Seriously, Heather? Like she ever had a chance. Her voice is comparable to Janis Joplin, and by that I mean she sucks. And Daphna? Her tone was clearer but what image was she trying to project? Her circus performer wardrobe took the focus off her singing, at least until she ruined “Rock the Casbah.” All the other losers who’ve gotten the boot thus far have also been wildly inappropriate for INXS.

Who’s left? Tara’s got a great career ahead of her performing at Six Flags, and Deanna looks like an older Joni Mitchell. Suzie belongs on Old and Busted American Idol, and J.D. and Brandon look like they should be working at a gas station. In fact, let’s just eliminate all the Canadians right now, and not just the ones on the show. Jessica actually has a decent voice, but she’s a barista. C’mon.

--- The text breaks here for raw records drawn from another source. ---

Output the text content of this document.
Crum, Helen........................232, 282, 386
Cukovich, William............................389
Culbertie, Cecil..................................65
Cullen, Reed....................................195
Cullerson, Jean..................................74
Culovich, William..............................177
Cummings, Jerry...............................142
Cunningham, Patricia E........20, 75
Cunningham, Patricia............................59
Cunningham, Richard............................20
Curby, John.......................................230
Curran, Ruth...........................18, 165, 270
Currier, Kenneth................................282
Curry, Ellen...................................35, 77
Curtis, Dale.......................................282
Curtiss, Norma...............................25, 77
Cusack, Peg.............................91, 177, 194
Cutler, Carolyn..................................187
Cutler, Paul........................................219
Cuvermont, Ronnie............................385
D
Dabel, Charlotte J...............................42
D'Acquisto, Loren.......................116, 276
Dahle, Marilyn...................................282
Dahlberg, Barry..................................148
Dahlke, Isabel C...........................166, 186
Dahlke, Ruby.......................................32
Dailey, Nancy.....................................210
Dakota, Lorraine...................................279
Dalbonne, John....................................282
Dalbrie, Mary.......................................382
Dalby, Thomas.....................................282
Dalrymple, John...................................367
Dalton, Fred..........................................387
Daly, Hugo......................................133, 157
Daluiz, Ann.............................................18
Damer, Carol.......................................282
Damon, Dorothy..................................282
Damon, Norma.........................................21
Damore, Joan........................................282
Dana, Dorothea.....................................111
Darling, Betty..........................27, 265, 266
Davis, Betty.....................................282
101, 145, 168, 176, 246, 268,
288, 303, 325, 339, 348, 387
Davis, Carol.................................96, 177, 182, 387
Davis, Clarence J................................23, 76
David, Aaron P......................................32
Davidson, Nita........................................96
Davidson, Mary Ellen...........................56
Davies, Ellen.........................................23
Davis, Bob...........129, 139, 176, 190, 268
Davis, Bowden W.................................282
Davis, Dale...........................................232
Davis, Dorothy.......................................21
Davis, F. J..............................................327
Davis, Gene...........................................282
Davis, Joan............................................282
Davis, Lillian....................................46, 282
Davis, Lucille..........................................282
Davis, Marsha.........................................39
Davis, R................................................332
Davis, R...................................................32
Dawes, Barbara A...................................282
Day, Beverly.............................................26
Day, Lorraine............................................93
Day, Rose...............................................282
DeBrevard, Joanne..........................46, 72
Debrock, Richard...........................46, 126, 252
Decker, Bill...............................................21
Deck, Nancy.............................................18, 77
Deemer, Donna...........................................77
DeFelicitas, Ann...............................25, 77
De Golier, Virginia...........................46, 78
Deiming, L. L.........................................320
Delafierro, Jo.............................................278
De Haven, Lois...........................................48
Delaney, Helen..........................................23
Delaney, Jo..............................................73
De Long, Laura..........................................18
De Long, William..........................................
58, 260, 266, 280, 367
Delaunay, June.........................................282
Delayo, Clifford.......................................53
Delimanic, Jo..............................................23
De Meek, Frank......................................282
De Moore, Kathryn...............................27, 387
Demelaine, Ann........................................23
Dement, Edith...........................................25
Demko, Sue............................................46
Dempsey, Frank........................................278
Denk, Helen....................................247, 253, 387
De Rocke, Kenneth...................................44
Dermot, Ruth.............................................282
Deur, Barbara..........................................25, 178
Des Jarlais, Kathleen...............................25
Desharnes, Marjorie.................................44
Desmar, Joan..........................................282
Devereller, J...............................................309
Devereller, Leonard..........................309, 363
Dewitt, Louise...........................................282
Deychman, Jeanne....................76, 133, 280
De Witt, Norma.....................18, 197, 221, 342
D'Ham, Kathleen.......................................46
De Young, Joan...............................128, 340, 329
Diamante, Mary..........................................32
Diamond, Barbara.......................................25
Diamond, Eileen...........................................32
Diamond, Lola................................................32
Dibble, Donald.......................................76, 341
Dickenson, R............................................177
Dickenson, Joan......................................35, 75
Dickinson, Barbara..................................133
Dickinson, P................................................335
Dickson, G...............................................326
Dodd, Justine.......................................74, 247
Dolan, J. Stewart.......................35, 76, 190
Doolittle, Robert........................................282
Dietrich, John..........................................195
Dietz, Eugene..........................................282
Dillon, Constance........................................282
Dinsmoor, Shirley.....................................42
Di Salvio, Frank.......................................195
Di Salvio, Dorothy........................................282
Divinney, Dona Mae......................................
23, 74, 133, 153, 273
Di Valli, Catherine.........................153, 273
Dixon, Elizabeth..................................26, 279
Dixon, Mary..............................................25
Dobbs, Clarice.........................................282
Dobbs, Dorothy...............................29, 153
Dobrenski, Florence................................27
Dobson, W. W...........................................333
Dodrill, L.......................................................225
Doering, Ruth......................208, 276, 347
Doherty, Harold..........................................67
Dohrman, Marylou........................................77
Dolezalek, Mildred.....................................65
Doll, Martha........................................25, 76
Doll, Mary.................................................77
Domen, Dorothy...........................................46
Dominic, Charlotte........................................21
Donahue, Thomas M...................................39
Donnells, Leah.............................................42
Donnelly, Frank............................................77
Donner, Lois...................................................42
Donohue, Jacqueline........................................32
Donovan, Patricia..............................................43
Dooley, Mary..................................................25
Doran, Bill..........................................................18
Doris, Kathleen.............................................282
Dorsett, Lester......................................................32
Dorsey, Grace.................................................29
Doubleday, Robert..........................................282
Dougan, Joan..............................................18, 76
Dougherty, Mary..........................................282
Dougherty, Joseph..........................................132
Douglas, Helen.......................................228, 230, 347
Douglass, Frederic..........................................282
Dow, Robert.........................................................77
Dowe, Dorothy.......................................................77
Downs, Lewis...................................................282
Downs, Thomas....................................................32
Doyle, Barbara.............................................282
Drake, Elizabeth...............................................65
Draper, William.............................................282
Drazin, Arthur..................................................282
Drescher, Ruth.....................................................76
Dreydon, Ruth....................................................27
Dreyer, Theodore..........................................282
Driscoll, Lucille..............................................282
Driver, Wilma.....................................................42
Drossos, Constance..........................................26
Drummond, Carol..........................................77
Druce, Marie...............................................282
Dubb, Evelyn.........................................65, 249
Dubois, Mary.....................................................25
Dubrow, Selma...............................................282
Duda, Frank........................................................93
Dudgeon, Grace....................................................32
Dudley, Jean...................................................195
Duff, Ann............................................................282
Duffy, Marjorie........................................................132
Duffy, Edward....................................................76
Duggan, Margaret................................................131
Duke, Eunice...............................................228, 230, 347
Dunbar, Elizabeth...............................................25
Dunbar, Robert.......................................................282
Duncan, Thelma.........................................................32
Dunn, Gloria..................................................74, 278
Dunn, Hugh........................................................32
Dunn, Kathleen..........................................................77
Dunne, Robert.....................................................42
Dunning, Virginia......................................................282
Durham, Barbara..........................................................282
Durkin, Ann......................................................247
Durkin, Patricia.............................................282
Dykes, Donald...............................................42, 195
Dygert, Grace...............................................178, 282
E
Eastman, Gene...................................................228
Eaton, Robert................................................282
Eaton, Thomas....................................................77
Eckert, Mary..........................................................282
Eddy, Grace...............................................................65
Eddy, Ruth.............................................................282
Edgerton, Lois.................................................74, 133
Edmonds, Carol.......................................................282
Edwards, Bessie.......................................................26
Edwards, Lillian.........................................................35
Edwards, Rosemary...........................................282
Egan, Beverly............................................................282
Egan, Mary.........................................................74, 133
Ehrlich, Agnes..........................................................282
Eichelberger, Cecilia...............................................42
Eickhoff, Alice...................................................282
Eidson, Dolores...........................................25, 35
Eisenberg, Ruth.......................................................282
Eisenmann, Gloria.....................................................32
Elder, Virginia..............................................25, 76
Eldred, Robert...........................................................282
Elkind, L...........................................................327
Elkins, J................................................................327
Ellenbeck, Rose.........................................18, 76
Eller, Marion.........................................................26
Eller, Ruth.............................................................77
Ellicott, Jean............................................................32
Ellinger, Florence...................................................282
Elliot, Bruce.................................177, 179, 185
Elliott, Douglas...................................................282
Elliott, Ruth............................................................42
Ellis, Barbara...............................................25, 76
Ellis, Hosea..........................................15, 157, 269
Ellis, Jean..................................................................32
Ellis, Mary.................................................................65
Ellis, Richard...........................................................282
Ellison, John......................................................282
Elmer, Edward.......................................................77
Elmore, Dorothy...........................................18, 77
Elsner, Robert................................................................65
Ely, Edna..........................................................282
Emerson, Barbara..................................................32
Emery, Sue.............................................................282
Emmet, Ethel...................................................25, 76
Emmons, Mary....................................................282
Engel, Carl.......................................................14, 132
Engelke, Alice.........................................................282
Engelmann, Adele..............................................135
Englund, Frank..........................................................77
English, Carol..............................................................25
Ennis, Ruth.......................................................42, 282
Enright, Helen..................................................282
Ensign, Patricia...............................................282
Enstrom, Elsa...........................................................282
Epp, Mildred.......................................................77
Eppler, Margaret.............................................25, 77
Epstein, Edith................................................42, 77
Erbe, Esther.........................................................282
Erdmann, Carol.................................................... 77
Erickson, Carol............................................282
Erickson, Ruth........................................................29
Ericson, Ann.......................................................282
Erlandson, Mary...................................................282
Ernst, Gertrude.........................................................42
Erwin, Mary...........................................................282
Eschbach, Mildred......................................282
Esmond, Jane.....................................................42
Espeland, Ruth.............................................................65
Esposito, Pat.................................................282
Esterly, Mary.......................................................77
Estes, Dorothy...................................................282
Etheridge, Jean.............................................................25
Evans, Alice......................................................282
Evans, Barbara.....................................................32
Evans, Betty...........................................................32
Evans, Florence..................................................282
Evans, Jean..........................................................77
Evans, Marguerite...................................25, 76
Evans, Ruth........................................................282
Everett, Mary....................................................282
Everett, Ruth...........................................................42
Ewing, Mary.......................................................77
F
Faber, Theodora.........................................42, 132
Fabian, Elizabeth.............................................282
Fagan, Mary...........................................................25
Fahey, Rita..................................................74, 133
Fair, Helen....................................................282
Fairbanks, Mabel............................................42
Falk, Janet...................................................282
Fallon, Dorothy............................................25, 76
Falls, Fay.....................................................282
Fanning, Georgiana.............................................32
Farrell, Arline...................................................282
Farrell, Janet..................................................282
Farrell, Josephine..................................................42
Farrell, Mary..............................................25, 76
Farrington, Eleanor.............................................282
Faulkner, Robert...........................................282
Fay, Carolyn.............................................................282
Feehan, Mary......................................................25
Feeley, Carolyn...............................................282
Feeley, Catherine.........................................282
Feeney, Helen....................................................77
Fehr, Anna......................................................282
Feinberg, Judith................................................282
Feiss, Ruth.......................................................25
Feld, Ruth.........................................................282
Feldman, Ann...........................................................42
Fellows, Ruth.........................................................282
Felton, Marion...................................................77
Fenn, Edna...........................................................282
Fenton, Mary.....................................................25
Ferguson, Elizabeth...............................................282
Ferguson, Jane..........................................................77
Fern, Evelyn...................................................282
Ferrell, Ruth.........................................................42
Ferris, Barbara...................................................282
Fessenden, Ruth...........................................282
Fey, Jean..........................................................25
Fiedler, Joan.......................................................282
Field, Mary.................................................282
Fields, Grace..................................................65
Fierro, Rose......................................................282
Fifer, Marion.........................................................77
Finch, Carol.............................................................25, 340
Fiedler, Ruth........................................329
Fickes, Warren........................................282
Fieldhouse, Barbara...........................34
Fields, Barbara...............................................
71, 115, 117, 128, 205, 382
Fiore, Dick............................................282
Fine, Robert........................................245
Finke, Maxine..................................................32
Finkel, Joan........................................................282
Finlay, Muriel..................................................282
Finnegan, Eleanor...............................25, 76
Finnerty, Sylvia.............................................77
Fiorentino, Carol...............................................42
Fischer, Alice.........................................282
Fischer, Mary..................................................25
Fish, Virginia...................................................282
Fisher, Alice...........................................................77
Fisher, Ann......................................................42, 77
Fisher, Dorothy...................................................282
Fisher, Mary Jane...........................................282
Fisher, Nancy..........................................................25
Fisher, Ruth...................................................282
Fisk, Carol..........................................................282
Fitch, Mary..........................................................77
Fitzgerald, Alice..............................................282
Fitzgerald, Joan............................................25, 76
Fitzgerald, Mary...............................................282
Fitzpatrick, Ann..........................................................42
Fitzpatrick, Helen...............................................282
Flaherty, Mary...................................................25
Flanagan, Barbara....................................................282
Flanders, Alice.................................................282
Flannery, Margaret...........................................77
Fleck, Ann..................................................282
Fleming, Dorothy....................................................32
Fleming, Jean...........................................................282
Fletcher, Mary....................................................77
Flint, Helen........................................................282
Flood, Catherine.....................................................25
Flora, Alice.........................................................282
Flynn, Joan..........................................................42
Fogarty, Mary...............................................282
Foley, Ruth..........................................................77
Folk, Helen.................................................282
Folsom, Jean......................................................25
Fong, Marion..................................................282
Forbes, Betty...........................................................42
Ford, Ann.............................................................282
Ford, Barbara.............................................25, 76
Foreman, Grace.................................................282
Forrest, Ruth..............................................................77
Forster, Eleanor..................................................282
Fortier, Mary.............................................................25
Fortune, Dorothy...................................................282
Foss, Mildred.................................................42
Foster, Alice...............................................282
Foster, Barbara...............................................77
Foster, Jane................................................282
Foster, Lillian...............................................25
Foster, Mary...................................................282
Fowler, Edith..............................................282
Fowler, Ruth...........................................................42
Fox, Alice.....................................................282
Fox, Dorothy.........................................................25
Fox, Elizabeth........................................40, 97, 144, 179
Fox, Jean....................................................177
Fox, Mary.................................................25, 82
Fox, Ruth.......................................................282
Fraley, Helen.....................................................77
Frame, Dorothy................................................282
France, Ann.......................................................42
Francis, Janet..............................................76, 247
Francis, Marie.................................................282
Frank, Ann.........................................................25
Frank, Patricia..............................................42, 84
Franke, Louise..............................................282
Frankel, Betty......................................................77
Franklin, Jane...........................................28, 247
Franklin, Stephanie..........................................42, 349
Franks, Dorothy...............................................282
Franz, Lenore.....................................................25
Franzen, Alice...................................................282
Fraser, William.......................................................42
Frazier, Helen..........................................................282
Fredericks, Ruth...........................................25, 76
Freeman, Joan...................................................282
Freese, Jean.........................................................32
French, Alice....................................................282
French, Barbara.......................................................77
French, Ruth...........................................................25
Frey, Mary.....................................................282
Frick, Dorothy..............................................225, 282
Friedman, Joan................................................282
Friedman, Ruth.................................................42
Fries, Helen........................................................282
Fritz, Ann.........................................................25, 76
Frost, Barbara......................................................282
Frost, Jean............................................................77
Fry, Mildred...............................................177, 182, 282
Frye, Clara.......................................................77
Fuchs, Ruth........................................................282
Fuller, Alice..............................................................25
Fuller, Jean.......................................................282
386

The final four should be Marty, Mig, Jordis and Ty. Marty can rock, and he’s a frontman, not a solo artist with a backup band. But I haven’t seen his band, The Lovehammers, perform yet, so he can’t win. Ty has great stage presence and can sing anything, but he’s a little too musical theater. I bet he’d make a helluva Rum Tum Tugger, though. That leaves Jordis and Mig. Jordis is the best singer in the competition, with natural stage presence and tons of charisma, but she won’t win. It’s too risky to pick a girl when they’ve got Mig, a shirtless Aussie who’s probably the fourth Farriss brother anyway. He’s a good singer with enough charm to be marketable. After the show’s over, any other well-known band looking for a lead singer should snatch Jordis up in a heartbeat. Personally, I’m pulling for RATT to boot Stephen Pearcy and let Jordis take over. That’d be way cool, junior.

This Blog’s For You

Ah, reality television… I think of the years before reality TV, and it saddens me. I’d spent so many years fulfilling my need to feel superior to others by humiliating people I actually knew. How many people’s feelings could’ve been spared? How many parties might I have been invited to?

The Real World provides such easy marks, it’s hard to find it completely satisfying. Big Brother seems like an even bigger magnet for less entertaining famewhores. Survivor offers great opportunities to criticize groupthink, especially the inability of individuals to actually act in their own best interests, despite what they might tell the camera.

However, no program manages to fully capture all that is best about reality television the way that The Amazing Race does. The show’s compelling format helps; it’s a game show that takes contestants all around the world. Throw in sleep deprivation and an irregular dining schedule and you’re in for some spectacular meltdowns. Almost every couple on the race reaches some kind of breaking point, but none has fallen apart as dramatically as Colin and Christie of TAR5. The most dominant pair of the season, the couple’s paranoia and bickering got the best of them in the Philippines.

Colin & Christie’s late arrival to a clue box got them yielded by eventual winners, Chip & Kim. The yielded team was forced to wait a predetermined period of time before continuing the race, and by the time they finished and hopped in their taxi, Christie was begging their driver to run down pedestrians.

The next task required teams to use an ox to find a clue in a muddy field, one person driving the ox’s plow while the other leads. All the other teams had finished and departed before Colin & Christie arrived, giving them no example to follow. Colin proceeded to drive the ox by himself because Christie 1) didn’t think she could help, and 2) didn’t want to get muddy.

As the ox dragged Colin all over — and, at times, outside — the field, Colin quickly lost his mind. He started screaming at the ox and at Christie, who’d been less than encouraging, herself. Colin cried out, “My ox is BROKEN! This is bullsh*t!” And then he quietly muttered, “Oh God, I hate you.” Whether this was directed at the ox or Christie, only Colin really knows.

Watching this episode of TAR5 was the greatest television experience of my life. Never has one man’s tragedy been so hilarious. So, Colin, I dedicate this blog to you in the hope that some other reality show contestant will fall apart even more completely than you did, and that you will be able to watch it all, smug and content in your living room, just as all of us watched you.